Dear Wellspring Ohana and Friends,
“Are you ready for an adventure?” Mr. Nick said last week Saturday, as our 6-year old son, Andre, laid carefully on the paper-covered plastic hospital mattress. “Just close your eyes and the x-ray machine is going to zoom through the air like a giant airplane robot! Don’t worry, it’s not going to touch you, just take pictures of your legs and tummy.” Andre giggled. The giant automated X-ray machine gently navigated through the air and came to rest right above Andre’s hips, taking several photos of the joints where his doctor was afraid there was something wrong, specifically, joint deterioration that could require surgery.

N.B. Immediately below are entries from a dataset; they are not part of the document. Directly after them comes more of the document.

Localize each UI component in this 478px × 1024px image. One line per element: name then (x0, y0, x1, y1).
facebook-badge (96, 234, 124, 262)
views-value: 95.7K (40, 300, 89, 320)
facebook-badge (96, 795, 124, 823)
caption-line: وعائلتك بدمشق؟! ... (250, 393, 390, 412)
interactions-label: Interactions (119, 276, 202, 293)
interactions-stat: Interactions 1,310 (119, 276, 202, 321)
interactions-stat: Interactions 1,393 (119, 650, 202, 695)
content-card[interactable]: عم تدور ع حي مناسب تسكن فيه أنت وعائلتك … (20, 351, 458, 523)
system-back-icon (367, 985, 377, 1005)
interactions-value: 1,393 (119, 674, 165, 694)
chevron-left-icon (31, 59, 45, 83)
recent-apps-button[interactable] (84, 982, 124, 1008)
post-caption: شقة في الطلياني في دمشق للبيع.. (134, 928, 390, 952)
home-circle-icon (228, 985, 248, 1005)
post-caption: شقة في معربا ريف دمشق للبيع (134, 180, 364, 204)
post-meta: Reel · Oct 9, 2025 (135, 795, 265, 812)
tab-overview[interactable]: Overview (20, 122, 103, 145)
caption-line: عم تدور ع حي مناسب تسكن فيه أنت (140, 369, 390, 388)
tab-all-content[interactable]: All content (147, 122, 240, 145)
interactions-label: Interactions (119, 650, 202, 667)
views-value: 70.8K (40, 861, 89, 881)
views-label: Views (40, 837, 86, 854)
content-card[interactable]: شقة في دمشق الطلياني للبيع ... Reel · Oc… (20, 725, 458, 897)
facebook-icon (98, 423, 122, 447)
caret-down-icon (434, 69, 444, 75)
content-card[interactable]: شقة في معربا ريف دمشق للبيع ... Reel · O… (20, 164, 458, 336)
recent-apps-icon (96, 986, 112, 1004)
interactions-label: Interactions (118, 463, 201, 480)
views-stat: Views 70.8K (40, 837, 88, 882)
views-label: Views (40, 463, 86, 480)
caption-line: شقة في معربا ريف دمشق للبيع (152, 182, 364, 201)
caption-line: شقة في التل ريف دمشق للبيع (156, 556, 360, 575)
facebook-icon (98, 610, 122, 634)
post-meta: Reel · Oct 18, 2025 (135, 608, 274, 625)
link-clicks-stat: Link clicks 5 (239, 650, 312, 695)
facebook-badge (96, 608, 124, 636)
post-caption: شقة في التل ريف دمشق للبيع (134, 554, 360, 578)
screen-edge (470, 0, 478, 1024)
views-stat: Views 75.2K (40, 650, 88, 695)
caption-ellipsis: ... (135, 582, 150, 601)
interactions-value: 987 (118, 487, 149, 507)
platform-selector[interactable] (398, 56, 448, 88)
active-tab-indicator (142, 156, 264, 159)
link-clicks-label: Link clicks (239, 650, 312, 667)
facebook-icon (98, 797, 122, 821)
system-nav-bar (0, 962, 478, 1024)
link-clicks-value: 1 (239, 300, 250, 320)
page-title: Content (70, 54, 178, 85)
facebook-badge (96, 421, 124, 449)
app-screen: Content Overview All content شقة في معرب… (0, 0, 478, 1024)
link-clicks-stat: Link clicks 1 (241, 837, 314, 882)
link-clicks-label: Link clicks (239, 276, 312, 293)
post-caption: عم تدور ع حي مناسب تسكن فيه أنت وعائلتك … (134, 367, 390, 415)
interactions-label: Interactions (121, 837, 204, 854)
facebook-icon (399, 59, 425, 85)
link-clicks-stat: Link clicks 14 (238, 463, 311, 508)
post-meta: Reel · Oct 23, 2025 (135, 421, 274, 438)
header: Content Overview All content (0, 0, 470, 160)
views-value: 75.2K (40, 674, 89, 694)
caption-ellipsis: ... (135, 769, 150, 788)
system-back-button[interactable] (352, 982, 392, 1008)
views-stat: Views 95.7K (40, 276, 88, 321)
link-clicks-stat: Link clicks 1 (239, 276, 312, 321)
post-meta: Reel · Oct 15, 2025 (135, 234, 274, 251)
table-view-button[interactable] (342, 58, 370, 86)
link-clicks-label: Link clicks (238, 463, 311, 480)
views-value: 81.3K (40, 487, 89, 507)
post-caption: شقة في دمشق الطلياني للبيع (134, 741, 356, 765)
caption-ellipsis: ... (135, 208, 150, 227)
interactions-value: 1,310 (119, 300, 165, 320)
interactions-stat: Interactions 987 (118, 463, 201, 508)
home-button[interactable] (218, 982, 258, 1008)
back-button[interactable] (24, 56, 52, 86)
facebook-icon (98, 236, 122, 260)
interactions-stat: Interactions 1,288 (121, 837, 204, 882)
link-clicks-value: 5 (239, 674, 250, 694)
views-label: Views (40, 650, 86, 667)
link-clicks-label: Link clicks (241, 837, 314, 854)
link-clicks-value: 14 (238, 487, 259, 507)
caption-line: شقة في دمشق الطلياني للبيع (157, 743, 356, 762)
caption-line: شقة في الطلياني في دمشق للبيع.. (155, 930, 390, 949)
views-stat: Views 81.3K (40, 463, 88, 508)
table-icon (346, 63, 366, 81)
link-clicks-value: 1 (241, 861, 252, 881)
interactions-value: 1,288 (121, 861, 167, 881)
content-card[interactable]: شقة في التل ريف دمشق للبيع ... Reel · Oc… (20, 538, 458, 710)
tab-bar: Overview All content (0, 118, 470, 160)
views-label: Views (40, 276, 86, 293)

The possibility that something is wrong with your child’s health is terrifying. I still remember from 2010—9 years ago now—the feel of the hospital room we were sitting in when the doctor came to tell us that our baby, Vincent, had cancer. I remember how after a few months passed, we sat in a tiny windowless area by the operating room and were told his tumors had spread, despite receiving the best treatment possible. I remember the feel of the hospital pillow I was leaning against, holding Vincent’s swollen body, when I was informed there was nothing more they could do for us. That was the day we brought Vincent home from the hospital for the last time.
So last Saturday when I was sitting in a waiting area in Queens, waiting for our current youngest son, Andre’s x-ray appointment, I felt almost frozen with fear. It was hard to breathe. A giant weight was squashing my lungs. In that moment, Mr. Nick, the x-ray technician, was a God-send. He kept Andre laughing, even made me smile as he joked around. He engaged with joy and light-hearted silliness with this scared mamma and her little boy. Mr. Nick didn’t have to do that. He probably sees plenty of sadness and heartache in his line of work. But he chose to interact with us in a way that brought life into the room.
Later that afternoon, after the X-rays had been taken, a family friend offered to take our boys fishing. As soon as they were out of the car, I let out big huge sobs, cried so hard my nose bled. And then I felt better. Much better.
Every day you and I engage with others, whether it be people in our workplace, friends, students, family members, neighbors, spouses, children. Much of the time we don’t know their history or the griefs or burdens they are carrying. Last Saturday I needed the care of a stranger as well as of a friend. Both didn’t realize the full blessing they were to me.
As we move into this next part of our sermon series discussing how to engage with people “the Jesus way,” be open to let God challenge you to new heights regarding how you approach and connect with others. Let’s make our interactions count. You never know when even something simple as making a child laugh might incarnate Jesus’ presence to those around you.